The concept with these “Artist Edition” books from IDW is that they take untouched high resolution scans of original art boards and print them, with pencil lines, white out, paste-ups and all, at their original size on paper that they say approximates the surface of the actual boards. The result is supposed to duplicate the experience of looking at the actual, original art as much as possible.
I’d say they succeeded.
MAD has always had their artists work at 200% of print size, unlike comic book artists which typically work at 130-150%. As a result, the original art from MAD pages are huge, 16 1/4 x 21 inches without bleeds. That makes this book gigantic.
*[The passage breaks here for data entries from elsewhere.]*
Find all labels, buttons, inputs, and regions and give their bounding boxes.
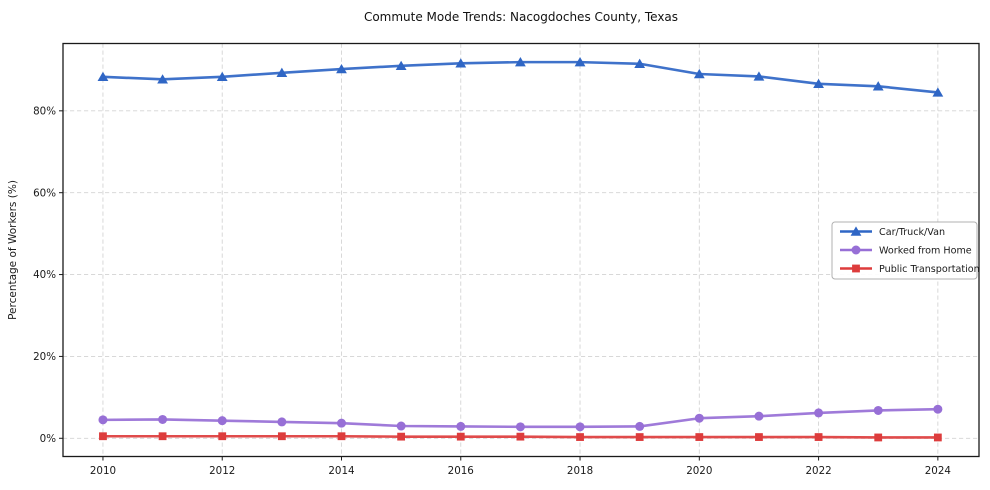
data-point-circle: [575, 422, 585, 432]
legend-item-car-truck-van: Car/Truck/Van: [840, 226, 945, 238]
data-point-square: [337, 432, 346, 441]
data-point-triangle: [753, 71, 765, 81]
data-point-square: [576, 433, 584, 441]
data-point-square: [456, 432, 465, 441]
data-point-circle: [98, 415, 108, 425]
data-point-square: [158, 432, 167, 441]
data-point-circle: [515, 422, 525, 432]
data-point-circle: [851, 245, 861, 255]
x-tick-label: 2014: [328, 465, 354, 477]
x-tick-label: 2012: [209, 465, 235, 477]
legend-label: Car/Truck/Van: [879, 227, 945, 238]
series-worked-from-home: [98, 404, 943, 432]
series-line: [102, 60, 938, 94]
data-point-square: [277, 432, 286, 441]
data-point-triangle: [276, 67, 288, 77]
legend-box: [831, 221, 978, 280]
plot-border: [62, 42, 980, 458]
data-point-triangle: [455, 58, 467, 68]
axis-ticks: [59, 110, 939, 461]
y-axis-label: Percentage of Workers (%): [7, 180, 19, 320]
data-point-circle: [873, 405, 883, 415]
data-point-triangle: [634, 58, 646, 68]
data-point-circle: [635, 421, 645, 431]
legend-item-worked-from-home: Worked from Home: [840, 245, 972, 256]
y-tick-label: 60%: [33, 187, 56, 199]
x-tick-label: 2024: [925, 465, 951, 477]
data-point-triangle: [813, 78, 824, 89]
y-tick-label: 80%: [33, 105, 56, 117]
data-point-triangle: [574, 57, 586, 67]
tick-labels: 2010 2012 2014 2016 2018 2020 2022 2024 0% 20% 40%…: [33, 105, 951, 477]
data-point-circle: [456, 421, 466, 431]
legend-label: Worked from Home: [879, 245, 972, 256]
data-point-circle: [396, 421, 406, 431]
data-point-square: [755, 433, 763, 441]
data-point-triangle: [97, 71, 109, 82]
data-point-circle: [277, 417, 287, 427]
data-point-square: [933, 433, 942, 442]
data-point-square: [814, 433, 823, 441]
data-point-square: [635, 433, 644, 441]
data-point-triangle: [395, 60, 407, 71]
data-point-circle: [217, 416, 227, 426]
x-tick-label: 2018: [567, 465, 593, 477]
x-tick-label: 2020: [686, 465, 712, 477]
data-point-circle: [336, 418, 346, 428]
y-tick-label: 20%: [33, 351, 56, 363]
data-point-square: [99, 432, 107, 441]
data-point-square: [516, 432, 525, 441]
y-tick-label: 0%: [40, 433, 57, 445]
series-public-transportation: [99, 432, 942, 442]
y-tick-label: 40%: [33, 269, 56, 281]
series-car-truck-van: [97, 57, 944, 97]
data-point-square: [852, 264, 860, 273]
data-point-circle: [754, 411, 764, 421]
data-point-triangle: [336, 63, 347, 74]
legend-label: Public Transportation: [879, 264, 980, 275]
data-point-triangle: [932, 87, 944, 97]
chart-title: Commute Mode Trends: Nacogdoches County,…: [364, 10, 678, 24]
data-point-circle: [158, 414, 168, 424]
data-point-triangle: [157, 74, 168, 84]
x-tick-label: 2022: [805, 465, 831, 477]
data-point-square: [397, 432, 406, 441]
data-point-square: [874, 433, 883, 442]
data-point-triangle: [216, 71, 228, 82]
data-point-square: [218, 432, 227, 441]
data-point-circle: [814, 408, 824, 418]
data-point-triangle: [872, 81, 884, 91]
data-point-triangle: [515, 57, 526, 67]
x-tick-label: 2016: [448, 465, 474, 477]
data-point-triangle: [693, 68, 705, 79]
data-point-square: [695, 433, 704, 441]
legend-item-public-transportation: Public Transportation: [840, 264, 980, 275]
data-point-triangle: [850, 226, 862, 236]
data-point-circle: [933, 404, 943, 414]
legend: Car/Truck/Van Worked from Home Public Tran…: [831, 221, 980, 280]
data-point-circle: [694, 413, 704, 423]
x-tick-label: 2010: [90, 465, 116, 477]
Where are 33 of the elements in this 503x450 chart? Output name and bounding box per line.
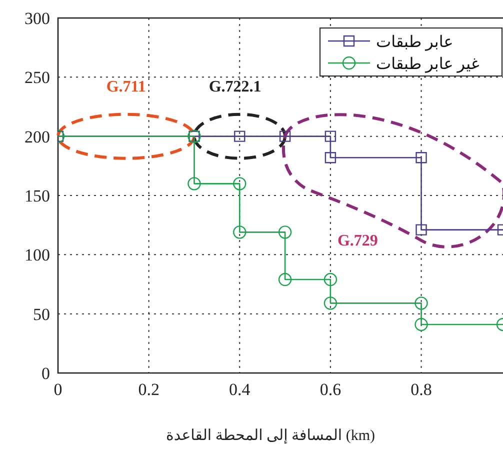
- x-tick-label: 0.4: [229, 380, 251, 399]
- legend-label: عابر طبقات: [376, 34, 454, 51]
- point: [324, 152, 336, 164]
- point: [416, 152, 427, 164]
- point: [233, 177, 246, 190]
- x-tick-label: 0.8: [410, 380, 432, 399]
- point: [278, 226, 292, 239]
- x-tick-label: 0.2: [138, 380, 160, 399]
- y-tick-label: 50: [33, 304, 50, 324]
- annotation: G.729: [337, 232, 378, 250]
- point: [324, 130, 336, 142]
- point: [233, 226, 246, 239]
- point: [414, 318, 428, 332]
- point: [414, 296, 428, 310]
- x-tick-label: 0: [54, 380, 62, 399]
- x-axis-title: المسافة إلى المحطة القاعدة (km): [166, 428, 376, 444]
- point: [416, 224, 427, 236]
- annotation: G.722.1: [208, 78, 262, 96]
- y-tick-label: 300: [24, 9, 50, 28]
- point: [234, 130, 246, 142]
- legend-label: غير عابر طبقات: [376, 56, 480, 73]
- y-tick-label: 0: [42, 364, 50, 383]
- y-tick-label: 200: [24, 127, 50, 146]
- y-tick-label: 150: [24, 186, 50, 206]
- annotation: G.711: [106, 78, 146, 96]
- y-tick-label: 250: [24, 68, 50, 88]
- point: [278, 272, 292, 286]
- point: [324, 296, 338, 310]
- x-tick-label: 0.6: [320, 380, 342, 399]
- point: [188, 177, 201, 190]
- point: [324, 272, 338, 286]
- point: [279, 130, 291, 142]
- y-tick-label: 100: [24, 246, 50, 265]
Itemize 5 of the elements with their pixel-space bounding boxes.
Measuring in at 15 1/2 x 22 1/4 inches and 1 3/8 inches thick, it must weigh 15 lbs, but is not too unwieldy to page through… and what pages!
The reproductions really are like looking at originals. The ghosts of pencil lines are plainly visibly, gray smudges from handling, ruled lines from lettering, yellowing/browning of aged paper, white out from corrections, even the difference in tone from pasted in corrected art is obvious. All the production notes and margin direction are there. That stuff is all interesting and adds to the feel of a real, worked on piece of art, but the real magic is in the inks.
You can see the brush strokes. The places the pen blotted and scratched. The uneven strokes of the large, brushed-in black areas. Most importantly, you can see the art at the actual size the artist did it at… seeing his decisions and how he handles the smallest of areas. It’s as close to looking over the shoulder of Jack Davis, Wally Wood, Will Elder, Harvey Kurtzman and company working at the peak of their powers as you will ever get until they actually invent a time machine. In fact, I’d argue this is as close to an actual time machine as you will ever get. It’s amazing how you really get a sense of the original art, not just the original images.
Even the zipatone edges are visible
From one of my all-time favorites…
I have no qualms about recommending this book, even at the $150 cover price. I got it a bit cheaper at Amazon, but it’s worth twice the price regardless.
The only drawback? The physical size of the thing. It’s so big and heavy there is no way to display it. I tried setting it up on a display easel in the corner of my studio’s counter top, but that appears to not work. The pages are so heavy that having the weight distributed mostly along the bottom edge causes the pages to start to buckle within the binding, and the book begins to bend and warp within it’s hardcover shell. I am going to try and figure out some way to prevent that from happening… I might be able to use some kind of clamp on the top and sides to keep the pages in place, but only if it doesn’t detract from the display or damage the cover. Until then it has to be stored flat.